Mon histoire avec Entraineur Faria – Épisode 10

Al-Kettani : Mon entrevue avec Maati Bouabid sur ordre de Hassan II

Vous avez donc rencontré des difficultés pour transmettre la liste des entraîneurs brésiliens au palais royal en raison du refus des ministères concernés de s’en charger. Qu’avez-vous fait ensuite ?
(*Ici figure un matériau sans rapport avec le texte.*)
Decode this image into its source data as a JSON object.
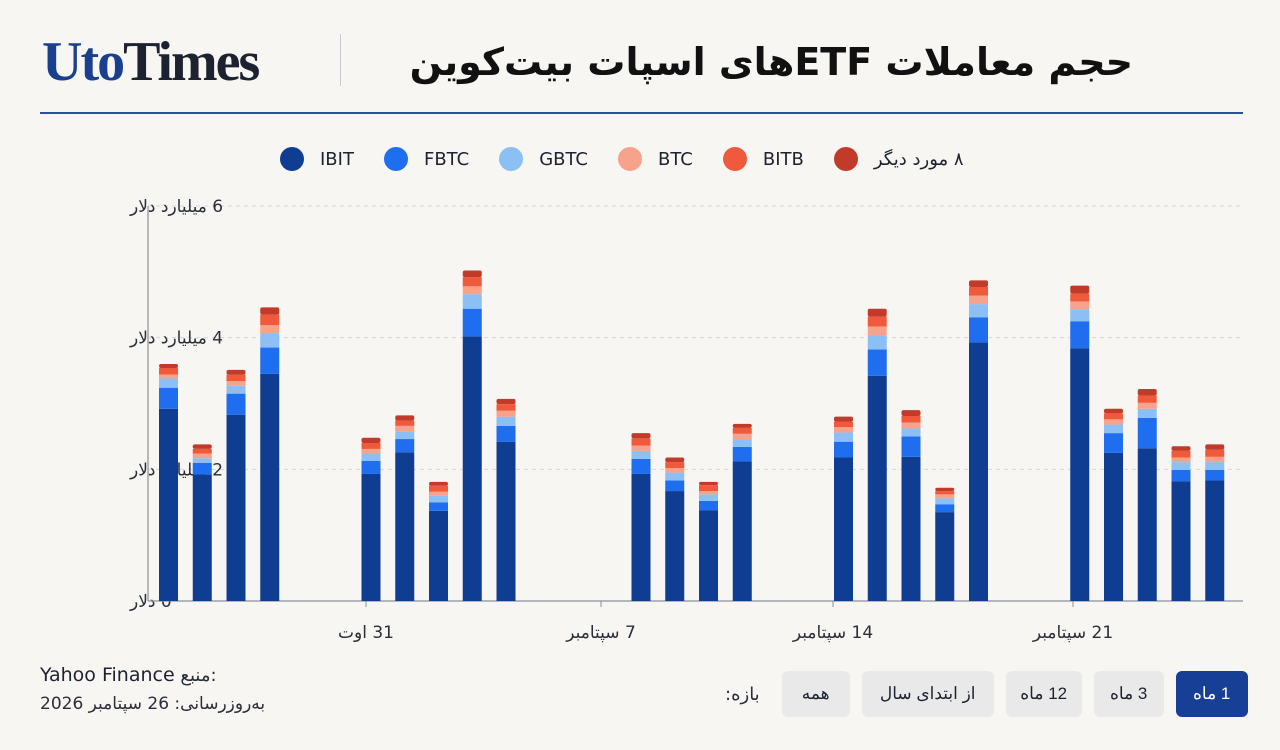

– En dernier recours, j’ai fait appel à mes relations personnelles au palais royal, en passant par feu Ali Benyaich, ancien chambellan royal, et son frère, M. Ibrahim Benyaich, que Dieu lui accorde longue vie. Ce dernier, qui occupait le poste de vice-chef du protocole à l’époque, selon ce que je crois, était présent lorsque le roi m’a confié la mission. Il a informé le conseiller royal, Ahmed Reda Guedira, du sujet. La secrétaire de ce dernier m’a contacté, je lui ai remis la liste, puis je suis parti. Peu de temps après, elle m’a rappelé pour m’informer que Sa Majesté le Roi avait pris connaissance de la liste et qu’il avait fixé un rendez-vous pour moi avec le Premier ministre, Maati Bouabid, à une heure précise, afin de lui fournir des informations sur les candidats. Cela signifiait que le roi avait délégué à Bouabid la responsabilité de choisir l’entraîneur parmi les candidats, ce qui m’a fait me demander : « Comment le roi pourrait-il déléguer cette décision à Bouabid, alors que Semlali, un proche du roi dans le domaine sportif, était déjà impliqué ? Est-ce une manière indirecte pour Hassan II de redonner un certain crédit à Semlali, qui avait été écarté de ce dossier ? Et cela se ferait-il à mes dépens ? » J’ai senti que j’étais de nouveau placé dans une position délicate, et que j’allais probablement faire face à des complications supplémentaires qui pourraient aggraver mes problèmes avec toutes ces autorités qui, dès le départ, n’avaient pas accepté que je sois chargé de cette mission par le roi. L’origine de toutes ces complications résidait dans le fait que j’avais reçu ces instructions directement du roi, de manière exceptionnelle, sans que ces instructions ne soient appliquées dans le même cadre, c’est-à-dire de manière directe, avec un suivi du palais royal, et non par l’intermédiaire du ministère de la Jeunesse et des Sports ou du Premier ministre. Allais-je devenir la victime de ces équilibres politiques entre le palais et le parti qui dirigeait le gouvernement à l’époque, l’Union Constitutionnelle ? Quelle était ma faute, moi qui avais accompli cette mission, qui ne relevait pas de mes compétences, avec dévouement et loyauté, pour devenir la victime de ces équilibres ?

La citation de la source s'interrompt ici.